WPL auction: Uncapped Kashvee, Vrinda hot picks
The all-rounders fetch ₹2 crore and ₹1.3 crore respectively to highlight Indian talent while Aussie Anne Sutherland too goes for ₹2 crore in the player auction
The inaugural edition of Women’s Premier League had set the ball rolling with bumper contracts for the cream of Indian women’s cricket. Saturday’s mini auction brought cheer for uncapped Indian players, in particular all-rounders Kashvee Gautam and Vrinda Dinesh who attracted bids of ₹2 crore (Gujarat Giants) and ₹1.3 crore (UP Warriorz) respectively.
The other top buy was Australian all-rounder Annabel Sutherland who became the joint-most expensive player with Kashvee, bagging a ₹2 crore Delhi Capitals contract. Scotland pace-bowling all-rounder Kathryn Bryce was the only Associate nation player to be picked up, by GG at her base price of ₹10 lakh. A total of ₹12.75 crore was spent on 30 players at the auction room in Mumbai.
Except for GG and Royal Challengers Bangalore (RCB), the other three teams approached this auction only to further strengthen their squads. Last year’s winners Mumbai Indians and runners-up DC had come to the auction with a limited purse.
“We had a balanced squad anyway. So, if we wanted to pay big we wanted someone who is start of playing eleven,” said DC head coach Jonathan Batty on going big after Sutherland. “Annabel is also a multi-skilled player. We know she can bat anywhere from 3-7. She bowls in all phases. We rate her as one of the most improved cricketers in the last 24 months.”
DC played it smart by releasing US pacer Tara Norris, utilising this year’s additional ₹1.5 crore purse to fill that one overseas player slot they were looking to add by outbidding competition to secure the services of the 22-year-old Annabel, daughter of former Australian cricket board CEO, James Sutherland.
ALL-ROUNDERS IN DEMAND
All-rounders were the flavour of the auction, evidence of how they heavily influence results in women’s T20 cricket. That was the rationale behind GG’s heavy bidding for Kashvee. The Chandigarh girl’s ten-wicket haul, including a hat-trick, in a 2020 domestic U-19 match had placed the spotlight on her. Little would she have known she would hit a jackpot in a high-profile home league with the high and mighty owners raising the paddle to secure her services. She can also hit the long ball.
“It was a bit of both. The auction dynamics and also the fact that we were looking for a young all-rounder,” said GG mentor Mithali Raj. “We were looking for someone who we could invest in for the next two years and add value to the team. We don’t want to find ourselves in a situation like now, where we had to release players. Besides, Kashvee brings two skills.”

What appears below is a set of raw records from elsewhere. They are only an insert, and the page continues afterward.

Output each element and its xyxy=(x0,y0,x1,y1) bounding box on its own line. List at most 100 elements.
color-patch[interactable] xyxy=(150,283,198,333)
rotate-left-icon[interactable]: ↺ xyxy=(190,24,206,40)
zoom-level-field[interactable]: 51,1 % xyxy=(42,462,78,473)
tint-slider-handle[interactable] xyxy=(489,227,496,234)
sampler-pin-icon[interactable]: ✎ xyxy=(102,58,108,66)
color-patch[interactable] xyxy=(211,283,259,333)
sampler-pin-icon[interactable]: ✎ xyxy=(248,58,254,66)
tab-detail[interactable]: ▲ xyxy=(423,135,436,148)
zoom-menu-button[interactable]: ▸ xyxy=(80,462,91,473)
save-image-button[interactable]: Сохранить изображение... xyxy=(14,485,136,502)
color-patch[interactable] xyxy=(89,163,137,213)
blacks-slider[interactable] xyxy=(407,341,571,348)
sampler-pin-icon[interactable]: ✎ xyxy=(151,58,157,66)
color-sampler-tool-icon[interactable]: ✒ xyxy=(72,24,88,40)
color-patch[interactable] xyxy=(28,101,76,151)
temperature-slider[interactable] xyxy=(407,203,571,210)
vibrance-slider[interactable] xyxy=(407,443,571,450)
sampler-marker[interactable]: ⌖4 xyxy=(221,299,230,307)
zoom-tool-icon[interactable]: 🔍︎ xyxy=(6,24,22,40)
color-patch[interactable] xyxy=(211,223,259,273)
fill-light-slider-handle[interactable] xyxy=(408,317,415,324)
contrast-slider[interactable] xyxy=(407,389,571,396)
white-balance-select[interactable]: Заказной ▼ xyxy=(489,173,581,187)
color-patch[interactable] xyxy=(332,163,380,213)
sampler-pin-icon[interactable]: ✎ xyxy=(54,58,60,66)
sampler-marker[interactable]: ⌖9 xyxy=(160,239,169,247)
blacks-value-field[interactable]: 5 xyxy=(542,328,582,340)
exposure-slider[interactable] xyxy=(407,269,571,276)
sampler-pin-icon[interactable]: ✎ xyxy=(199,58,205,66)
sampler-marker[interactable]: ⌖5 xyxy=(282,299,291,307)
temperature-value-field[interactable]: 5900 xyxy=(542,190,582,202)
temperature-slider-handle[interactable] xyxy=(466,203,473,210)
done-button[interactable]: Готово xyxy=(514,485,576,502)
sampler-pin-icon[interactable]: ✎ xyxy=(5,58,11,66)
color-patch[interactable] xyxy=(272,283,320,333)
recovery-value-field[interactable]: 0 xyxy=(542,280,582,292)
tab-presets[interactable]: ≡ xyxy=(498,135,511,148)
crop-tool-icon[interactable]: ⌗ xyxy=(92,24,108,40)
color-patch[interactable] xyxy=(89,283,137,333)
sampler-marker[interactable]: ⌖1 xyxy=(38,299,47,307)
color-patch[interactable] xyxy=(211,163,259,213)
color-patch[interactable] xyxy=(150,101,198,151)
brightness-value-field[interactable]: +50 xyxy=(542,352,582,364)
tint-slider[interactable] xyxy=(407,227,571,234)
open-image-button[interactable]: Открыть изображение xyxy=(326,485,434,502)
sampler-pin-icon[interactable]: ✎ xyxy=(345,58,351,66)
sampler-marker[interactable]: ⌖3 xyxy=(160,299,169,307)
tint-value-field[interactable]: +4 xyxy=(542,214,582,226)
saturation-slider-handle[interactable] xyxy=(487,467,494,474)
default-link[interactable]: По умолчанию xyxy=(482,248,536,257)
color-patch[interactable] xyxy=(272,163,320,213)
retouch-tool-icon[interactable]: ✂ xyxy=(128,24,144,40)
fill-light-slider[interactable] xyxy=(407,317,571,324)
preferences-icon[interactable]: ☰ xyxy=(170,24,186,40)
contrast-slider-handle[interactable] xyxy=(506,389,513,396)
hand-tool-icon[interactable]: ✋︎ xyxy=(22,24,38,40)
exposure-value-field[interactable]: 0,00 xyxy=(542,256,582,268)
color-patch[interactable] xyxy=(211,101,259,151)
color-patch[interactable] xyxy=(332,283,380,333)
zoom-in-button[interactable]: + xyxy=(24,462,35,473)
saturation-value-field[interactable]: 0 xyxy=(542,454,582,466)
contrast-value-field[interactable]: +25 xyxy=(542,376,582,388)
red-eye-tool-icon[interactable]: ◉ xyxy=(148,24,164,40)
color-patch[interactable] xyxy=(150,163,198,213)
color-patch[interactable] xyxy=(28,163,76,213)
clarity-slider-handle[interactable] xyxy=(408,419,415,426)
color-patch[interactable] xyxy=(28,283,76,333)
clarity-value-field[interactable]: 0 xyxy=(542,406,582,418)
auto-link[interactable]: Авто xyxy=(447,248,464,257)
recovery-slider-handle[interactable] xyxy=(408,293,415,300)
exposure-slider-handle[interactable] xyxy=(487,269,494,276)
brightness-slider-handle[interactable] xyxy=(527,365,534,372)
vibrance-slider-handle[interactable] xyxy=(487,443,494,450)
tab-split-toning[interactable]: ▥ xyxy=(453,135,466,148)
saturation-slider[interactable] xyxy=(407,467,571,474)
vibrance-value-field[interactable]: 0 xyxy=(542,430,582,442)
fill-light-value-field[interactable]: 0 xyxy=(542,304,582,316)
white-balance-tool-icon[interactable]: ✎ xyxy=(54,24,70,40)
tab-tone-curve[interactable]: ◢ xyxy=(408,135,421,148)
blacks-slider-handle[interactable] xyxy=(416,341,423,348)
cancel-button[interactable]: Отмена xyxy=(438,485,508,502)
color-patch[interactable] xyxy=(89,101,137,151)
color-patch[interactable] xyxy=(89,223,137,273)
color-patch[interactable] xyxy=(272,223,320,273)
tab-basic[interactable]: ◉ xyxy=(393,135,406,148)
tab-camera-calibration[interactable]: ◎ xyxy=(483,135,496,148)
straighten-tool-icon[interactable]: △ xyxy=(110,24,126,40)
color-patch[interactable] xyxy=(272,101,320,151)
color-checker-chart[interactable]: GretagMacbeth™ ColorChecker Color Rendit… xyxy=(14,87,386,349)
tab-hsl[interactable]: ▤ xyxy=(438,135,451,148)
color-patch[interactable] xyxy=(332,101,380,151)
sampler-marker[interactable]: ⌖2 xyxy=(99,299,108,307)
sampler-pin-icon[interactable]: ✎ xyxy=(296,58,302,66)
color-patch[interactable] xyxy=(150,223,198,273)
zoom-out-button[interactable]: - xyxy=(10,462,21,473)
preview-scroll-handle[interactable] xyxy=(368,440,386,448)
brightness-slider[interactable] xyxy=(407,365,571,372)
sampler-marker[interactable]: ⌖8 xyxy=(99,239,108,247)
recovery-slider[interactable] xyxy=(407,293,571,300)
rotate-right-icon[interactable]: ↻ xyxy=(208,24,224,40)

Like DC, Mumbai Indians knew exactly what they were after. Like in men’s cricket, their scouting system came to the fore. Haryana left-arm spinner Amandeep Kaur is one of the few left-arm wrist-spinners in the domestic circuit and was tracked down by MI scouts. “I only saw her recently in the trials. Our scouts had spoken highly of her. We expected more teams to be interested and there to be bidding. There wasn’t and we were able to get her at the base price,” said MI head coach Charlotte Edwards.
MI’s big buy was experienced South African pacer Shabnim Ismail, who bagged a ₹1.2 crore deal as a back-up to Issy Wong.
UPW went all out chasing Vrinda’s big-hitting prowess, beating competition from two other bidders. At 22, Vrinda has already broken through the ranks of India A. She also bowls leg-spin.
RCB, who had a forgettable first edition, went for an overhaul releasing seven players. They choose not to engage in heavy bidding wars. Instead, they went after players who everyone was not necessarily after but would fit into their plans. Like left-arm spinner Ekta Bisht, an experienced India international whose strong suit on paper may not be T20 cricket but was roped in for ₹60 lakh. Similarly, Australia leg spinner Georgia Wareham was picked up at her base price of ₹40 lakh. England seamer Kate Cross too came cheap at ₹30 lakh. She may come in as a straight swap for Megan Schutt.
“It was a tough tournament last season for RCB and you’ll see from the overseas released list that we were looking at some different options in our bowling attack for this season. So, that’s been core to our plans - how we can structure that up with a combination of pace and spin,” said RCB head coach Luke Williams.
IN-FORM CHAMARI UNSOLD
The big surprise was Sri Lankan batting all-rounder Chamari Athapaththu finding no takers for the second auction in a row. The left-hander had scored heavily in the Women’s Big Bash League (WBBL) as well as international cricket in 2023. Three teams having only one vacant overseas slot may have gone against her.
“I do feel sad for her. It’s down to the requirement of the team. Chamari was potentially in our plans. But she doesn’t bowl. So, she brings only one skill. Many other teams by the first season had got their overseas set fixed,” said Raj.